You run an accelerator. Twelve companies in the new cohort. Week two, you ask each founder to walk you through their financial model during office hours.
Three have Google Sheets — different structures, different assumptions. Two have pitch deck slides with projections but no underlying model. Four have nothing. Three built something in Excel that they can’t explain because an advisor made it for them.
You spend the next hour helping one founder fix a circular reference instead of talking about whether their hiring plan supports their growth target.
The problem isn’t laziness, it’s inconsistency
Most founders in an accelerator are technical. They can learn finance. The problem is that each starts from a different place, uses different tools, and defines terms differently. One founder’s “burn rate” includes payroll only. Another’s includes everything except hosting. A third uses the term interchangeably with “expenses.”
When every model looks different, mentoring becomes translation work. You’re not discussing strategy. You’re figuring out what the numbers mean before you can discuss whether they’re right.
Day one: everyone gets the same starting point
Give every cohort company access to Burncast in the first week. Not as homework — as a structured exercise. Founders set up their models in a working session: current team, revenue (if any), expenses, and their planned funding round.
Most founders complete initial setup in one to two hours. The ones with no finance background take a little longer, but that’s the point. Burncast’s inline glossary defines every term in context. When a founder enters their burn rate (the amount of cash the company spends each month beyond what it earns), they see the definition right there. When they model a SAFE (a Simple Agreement for Future Equity), the terms are explained as they encounter them.
By the end of week one, twelve founders have built their own financial models. Models they understand because they entered the assumptions themselves.
Office hours become strategy sessions
Week three. A founder comes to office hours. You pull up their Burncast model. You both see the same dashboard: burn rate, runway (months of cash remaining), revenue growth, headcount timeline.
No time spent orienting. No decoding color-coded cells. You go straight to the question that matters: “You have 11 months of runway and you’re planning to hire two engineers in month four. If revenue growth stays at 8% month-over-month, you’ll need to raise again in nine months. Is that enough time to hit the milestones for your next round?”
That’s a five-minute conversation that leads to a real decision. Previously, you’d spend 25 minutes getting to the point where you could even ask the question.
Consistent metrics across the portfolio
When every company uses the same tool, you can compare across the cohort. Runway means the same thing for all twelve companies. Burn rate is calculated the same way. Cap tables use the same structure.
This matters during demo day prep. When an investor asks about portfolio health, you can answer concretely: “Eight of twelve companies have more than twelve months of runway. The median burn rate is $35K/month.” Those numbers mean something because they’re calculated consistently.

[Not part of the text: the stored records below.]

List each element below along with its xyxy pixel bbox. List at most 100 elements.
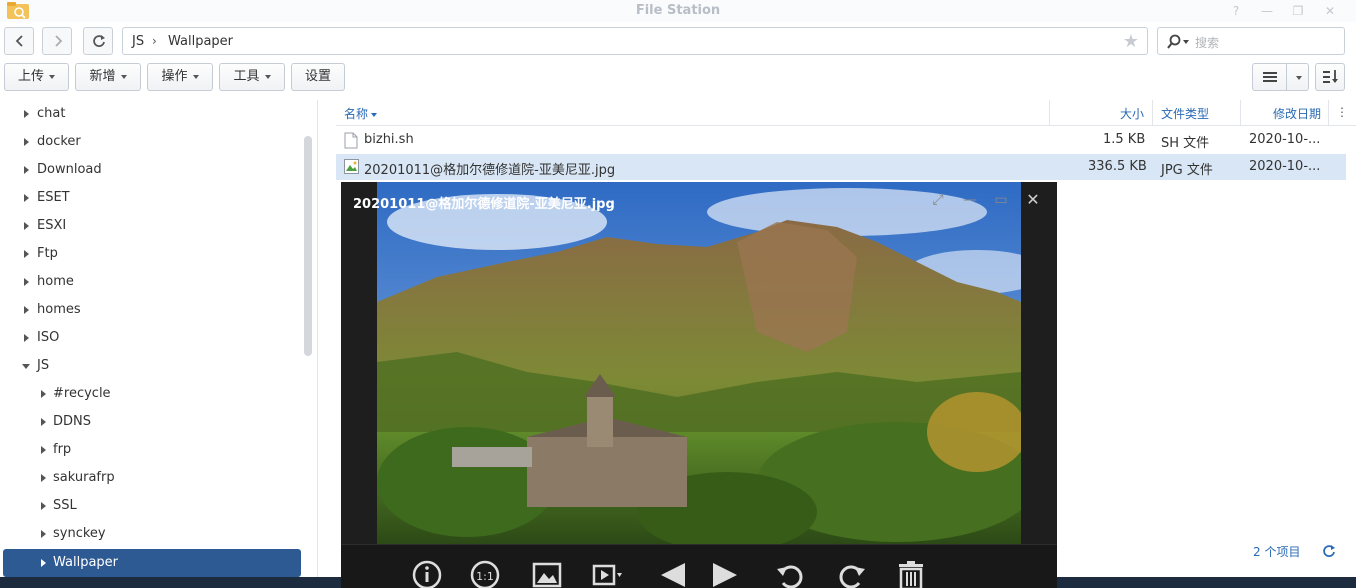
- expand-arrow-icon[interactable]: [24, 334, 29, 342]
- minimize-icon[interactable]: —: [1258, 2, 1276, 20]
- rotate-right-icon[interactable]: [835, 559, 867, 588]
- tree-item-synckey[interactable]: synckey: [0, 520, 300, 548]
- settings-button[interactable]: 设置: [291, 63, 345, 91]
- column-modified[interactable]: 修改日期: [1273, 105, 1321, 122]
- title-bar: File Station ? — ❐ ✕: [0, 0, 1356, 22]
- upload-button[interactable]: 上传: [4, 63, 69, 91]
- tree-item-js[interactable]: JS: [0, 352, 300, 380]
- tree-item-esxi[interactable]: ESXI: [0, 212, 300, 240]
- close-icon[interactable]: ✕: [1025, 192, 1041, 208]
- tree-item-label: ISO: [37, 330, 60, 345]
- info-icon[interactable]: [411, 559, 443, 588]
- search-input[interactable]: 搜索: [1195, 34, 1219, 51]
- search-box[interactable]: 搜索: [1157, 27, 1345, 55]
- tree-item-ftp[interactable]: Ftp: [0, 240, 300, 268]
- expand-arrow-icon[interactable]: [41, 446, 46, 454]
- caret-down-icon: [1296, 76, 1302, 80]
- sort-desc-icon: [371, 112, 378, 117]
- expand-arrow-icon[interactable]: [24, 278, 29, 286]
- back-button[interactable]: [4, 27, 34, 55]
- column-divider[interactable]: [1240, 100, 1241, 126]
- tree-item-home[interactable]: home: [0, 268, 300, 296]
- expand-arrow-icon[interactable]: [41, 390, 46, 398]
- delete-icon[interactable]: [895, 559, 927, 588]
- expand-arrow-icon[interactable]: [24, 306, 29, 314]
- expand-arrow-icon[interactable]: [41, 530, 46, 538]
- column-divider[interactable]: [1328, 100, 1329, 126]
- file-name: bizhi.sh: [364, 132, 414, 147]
- create-button[interactable]: 新增: [75, 63, 141, 91]
- expand-arrow-icon[interactable]: [41, 502, 46, 510]
- file-document-icon: [344, 132, 358, 149]
- list-view-button[interactable]: [1252, 63, 1287, 91]
- slideshow-icon[interactable]: [591, 559, 623, 588]
- tree-item-label: synckey: [53, 526, 106, 541]
- expand-arrow-icon[interactable]: [24, 138, 29, 146]
- previous-icon[interactable]: [657, 559, 689, 588]
- table-row[interactable]: 20201011@格加尔德修道院-亚美尼亚.jpg 336.5 KB JPG 文…: [336, 154, 1346, 180]
- tools-button[interactable]: 工具: [219, 63, 285, 91]
- collapse-arrow-icon[interactable]: [22, 364, 30, 369]
- search-icon[interactable]: [1167, 34, 1191, 50]
- column-divider[interactable]: [1049, 100, 1050, 126]
- expand-arrow-icon[interactable]: [24, 250, 29, 258]
- tree-item-sakurafrp[interactable]: sakurafrp: [0, 464, 300, 492]
- close-icon[interactable]: ✕: [1321, 2, 1339, 20]
- refresh-icon[interactable]: [1322, 544, 1336, 558]
- expand-arrow-icon[interactable]: [24, 194, 29, 202]
- tree-item-frp[interactable]: frp: [0, 436, 300, 464]
- expand-arrow-icon[interactable]: [41, 418, 46, 426]
- tree-item-label: #recycle: [53, 386, 111, 401]
- tree-item-label: chat: [37, 106, 66, 121]
- tree-item-ssl[interactable]: SSL: [0, 492, 300, 520]
- sort-button[interactable]: [1315, 63, 1345, 91]
- maximize-icon[interactable]: ▭: [993, 192, 1009, 208]
- refresh-button[interactable]: [83, 27, 113, 55]
- view-menu-button[interactable]: [1286, 63, 1309, 91]
- expand-arrow-icon[interactable]: [24, 110, 29, 118]
- column-type[interactable]: 文件类型: [1161, 105, 1209, 122]
- breadcrumb-wallpaper[interactable]: Wallpaper: [168, 34, 233, 49]
- create-label: 新增: [89, 69, 116, 84]
- expand-arrow-icon[interactable]: [24, 166, 29, 174]
- column-options-icon[interactable]: ⋮: [1336, 105, 1348, 119]
- expand-arrow-icon[interactable]: [24, 222, 29, 230]
- tree-item-docker[interactable]: docker: [0, 128, 300, 156]
- tree-item-chat[interactable]: chat: [0, 100, 300, 128]
- column-name[interactable]: 名称: [344, 105, 378, 122]
- help-icon[interactable]: ?: [1227, 2, 1245, 20]
- star-icon[interactable]: ★: [1123, 31, 1139, 52]
- next-icon[interactable]: [709, 559, 741, 588]
- breadcrumb-js[interactable]: JS: [132, 34, 144, 49]
- file-type: JPG 文件: [1161, 163, 1213, 178]
- table-row[interactable]: bizhi.sh 1.5 KB SH 文件 2020-10-...: [336, 127, 1346, 153]
- minimize-icon[interactable]: —: [962, 192, 978, 208]
- tree-item-wallpaper[interactable]: Wallpaper: [3, 549, 301, 577]
- column-size[interactable]: 大小: [1120, 105, 1144, 122]
- tree-item-eset[interactable]: ESET: [0, 184, 300, 212]
- status-bar: 2 个项目: [1060, 540, 1356, 564]
- tree-item-recycle[interactable]: #recycle: [0, 380, 300, 408]
- tree-item-homes[interactable]: homes: [0, 296, 300, 324]
- fullscreen-icon[interactable]: ⤢: [930, 192, 946, 208]
- set-wallpaper-icon[interactable]: [531, 559, 563, 588]
- maximize-icon[interactable]: ❐: [1289, 2, 1307, 20]
- tree-item-iso[interactable]: ISO: [0, 324, 300, 352]
- tree-item-label: homes: [37, 302, 81, 317]
- rotate-left-icon[interactable]: [775, 559, 807, 588]
- column-divider[interactable]: [1152, 100, 1153, 126]
- photo-preview[interactable]: [377, 182, 1021, 544]
- sidebar-scrollbar[interactable]: [304, 136, 312, 356]
- expand-arrow-icon[interactable]: [41, 559, 46, 567]
- tree-item-label: ESXI: [37, 218, 67, 233]
- tree-item-label: DDNS: [53, 414, 91, 429]
- action-button[interactable]: 操作: [147, 63, 213, 91]
- path-bar[interactable]: JS › Wallpaper ★: [122, 27, 1148, 55]
- tree-item-download[interactable]: Download: [0, 156, 300, 184]
- tree-item-ddns[interactable]: DDNS: [0, 408, 300, 436]
- image-file-icon: [344, 159, 359, 174]
- actual-size-icon[interactable]: 1:1: [469, 559, 501, 588]
- forward-button[interactable]: [42, 27, 72, 55]
- file-size: 336.5 KB: [1088, 159, 1147, 174]
- expand-arrow-icon[interactable]: [41, 474, 46, 482]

It also matters when you’re allocating your time. You can see which companies are approaching a cash cliff versus which ones have room to experiment.
Scenarios become a mentoring tool
One of the most productive exercises in any accelerator: ask each founder to create two scenarios. One where their plan works. One where their biggest assumption is wrong.

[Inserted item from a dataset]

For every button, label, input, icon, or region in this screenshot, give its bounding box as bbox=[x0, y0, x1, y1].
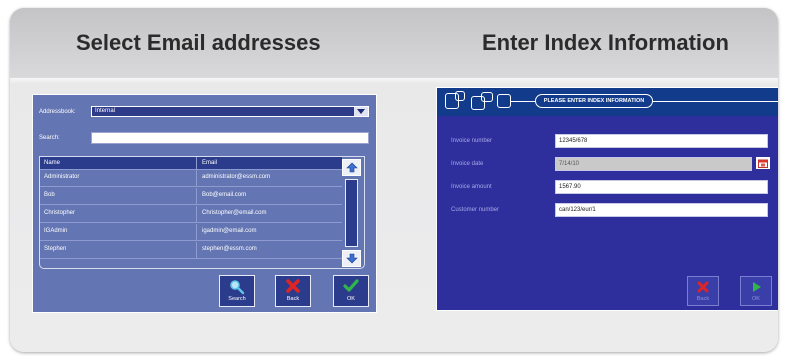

In Burncast, this takes minutes. A founder modeling 15% month-over-month revenue growth creates a scenario where growth is 7%. The delta-based approach means they only change that one assumption — everything else carries over. Now you look at both projections side by side: “If growth is half what you expect, when do you run out of cash? What do you cut first?”
That’s the conversation that prevents startups from running out of money by surprise.
The real outcome: financial literacy that lasts
The most valuable thing founders take from an accelerator isn’t the model itself. It’s the understanding behind it.
A founder who spent twelve weeks updating their own assumptions, running scenarios before big decisions, and presenting projections to mentors who asked hard questions — that founder understands startup finance. Not in the abstract. In the specific context of their own company.
They know what runway means because they’ve watched theirs shrink and grow. They understand dilution because they modeled different funding structures and saw the cap table change. They can explain their burn rate to an investor because they built it line by line.
When your cohort graduates, they don’t just have a pitch deck with projections. They have the vocabulary and instincts to make financial decisions on their own. That’s the bar worth raising.